- Born: 5 May 1887 German Empire
- Died: 29 June 1974 (aged 87)
- Occupation: Artist
- Spouse: Marie Charlotte Boedecker
- Children: 3

= Erwin Aichele =

German painter

Erwin Aichele (5 May 1887 – 29 June 1974) was a German painter and animal artist from Baden-Württemberg in Southern Germany.

His life and work were the subject of a 1988 monograph, Der Tiermaler Erwin Aichele by Hans Schöner.

==Early years==

Erwin Aichele studied fine art at the State Academy of Fine Arts Karlsruhe. He continued his studies in the Academy of Fine Arts, Munich, where he was taught by the celebrated animal artist Heinrich von Zügel. In 1911, Aichele passed his art teaching diploma and started work at the jewelry school in Pforzheim, Southern Germany.

==War years==
In 1915, Aichele joined the army and was sent to France as part of a communications team. His talent in draughtsmanship came to the notice of his commanding officer and he was given the official function of war artist. Most of his surviving war drawings were executed in 1916 when, as part of the Third Battery FAR 185, he was stationed in Liry in Champagne. In June 1916, the troops moved to northern France.

Aichele's drawings depict places such as Achery, Doingt, Laon, Vraignes, Soissons. On each drawing he made a precise note of place, time and subject. His preferred media included pencil, ink, charcoal and coloured pastels. Although he witnessed the horrors of war, little of this appears in his drawings. They are dispassionate and betray no feelings of hate, horror or despair.
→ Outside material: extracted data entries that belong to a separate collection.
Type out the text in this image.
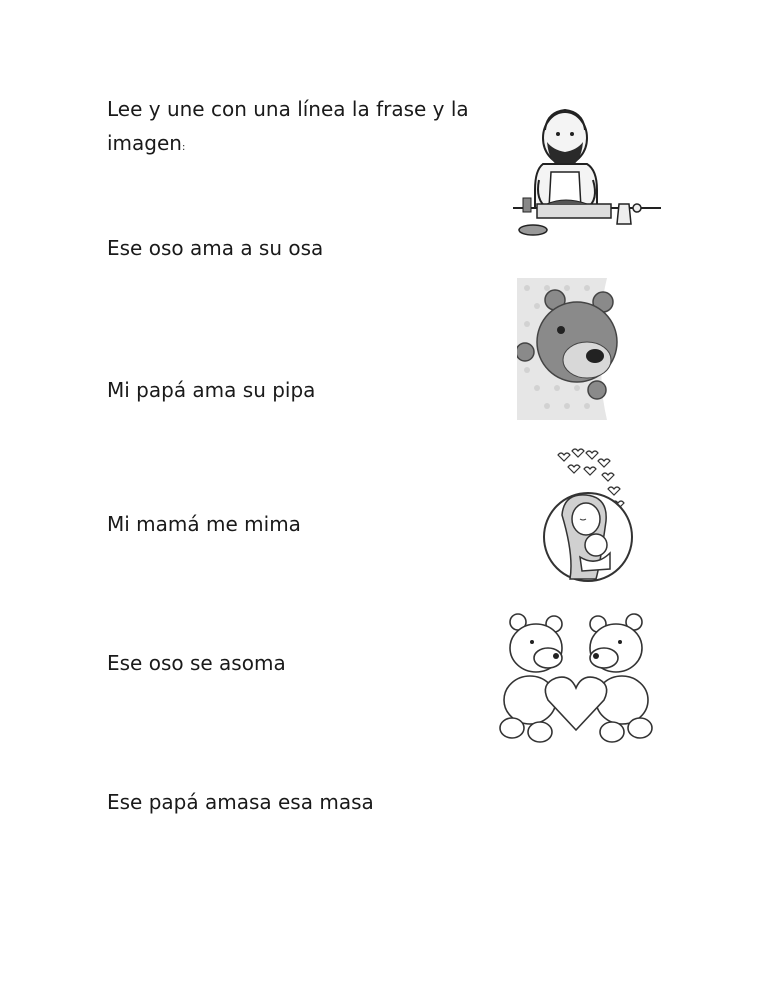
Lee y une con una línea la frase y la imagen:
Ese oso ama a su osa
Mi papá ama su pipa
Mi mamá me mima
Ese oso se asoma
Ese papá amasa esa masa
Aichele's last drawing in France is dated May 1918, shortly before a wound and nervous breakdown caused him to collapse into a coma. He was transferred to a military hospital in Polzen, Pomerania, and started drawing again during his convalescence. He returned home on the signature of the armistice.

==Career==
Aichele resumed his teaching activities at Pforzheim's jewelry school. He also began painting again, focusing on wildlife and the semi-domesticated animals he reared. He worked in various media, including watercolours, oils, charcoal and pen and ink.

In 1934, Aichele was put in charge of the animal drawing class at the State Academy of Fine Arts Karlsruhe. He was professor of the academy between 1936 and 1944.

In 1940, Aichele left the Pforzheim jewelry school in order to teach at the town's School of Decorative Arts. His work was interrupted in the last years of the war when he was drafted into the Volksturm or Home Guard. He avoided joining the Nazi Party for the duration of the Third Reich. He continued to teach at the Institute of Decorative Art until 1952; he was director of the institute for some of this time.

In the 1950s, he increasingly turned towards abstraction, though still using animals as his models.

In 1931, Erwin, his wife, Marie Charlotte, and three children moved into their new home in the kuenstlerkolonie (artists colony) in the village of Eutingen, near Pforzheim. The house had an adjoining atelier and animal enclosures.

==Exhibitions==
In 1921, he participated for the first time in an exhibition at the Glaspalast (Munich), (the Glass Palace in Munich). Afterwards, he took part in other group shows. His work was also displayed in solo exhibitions, especially in southern Germany.

In 1955, his work was exhibited in Paris for the first time.

==Honours==

In 1974, Aichele was made honorary citizen of Eutingen. The main road in the kuenstlerkolonie was renamed Erwin-Aichele-Strasse.

In 1988, the Society of Fine Art in Pforzheim honoured him with a retrospective: to mark the occasion, the publishing house, Hans Schöner, published a monograph with reproductions of his works.

In 2009, an exhibition in southern Germany brought together the works of Aichele, his son, Wolfram Aichele and six of his artist grandchildren, Mathias Diebold, Nikolaus Diebold, Fridolin Diebold, Irmgard Jeserick, Benedikt Aichele and Alexandra Milton.

A book by British author, Giles Milton, Wolfram: The Boy Who Went To War, is an account of the Eutingen childhood and adolescent war years of his second son, artist Wolfram Aichele. It includes material about Aichele's life before and during the Third Reich.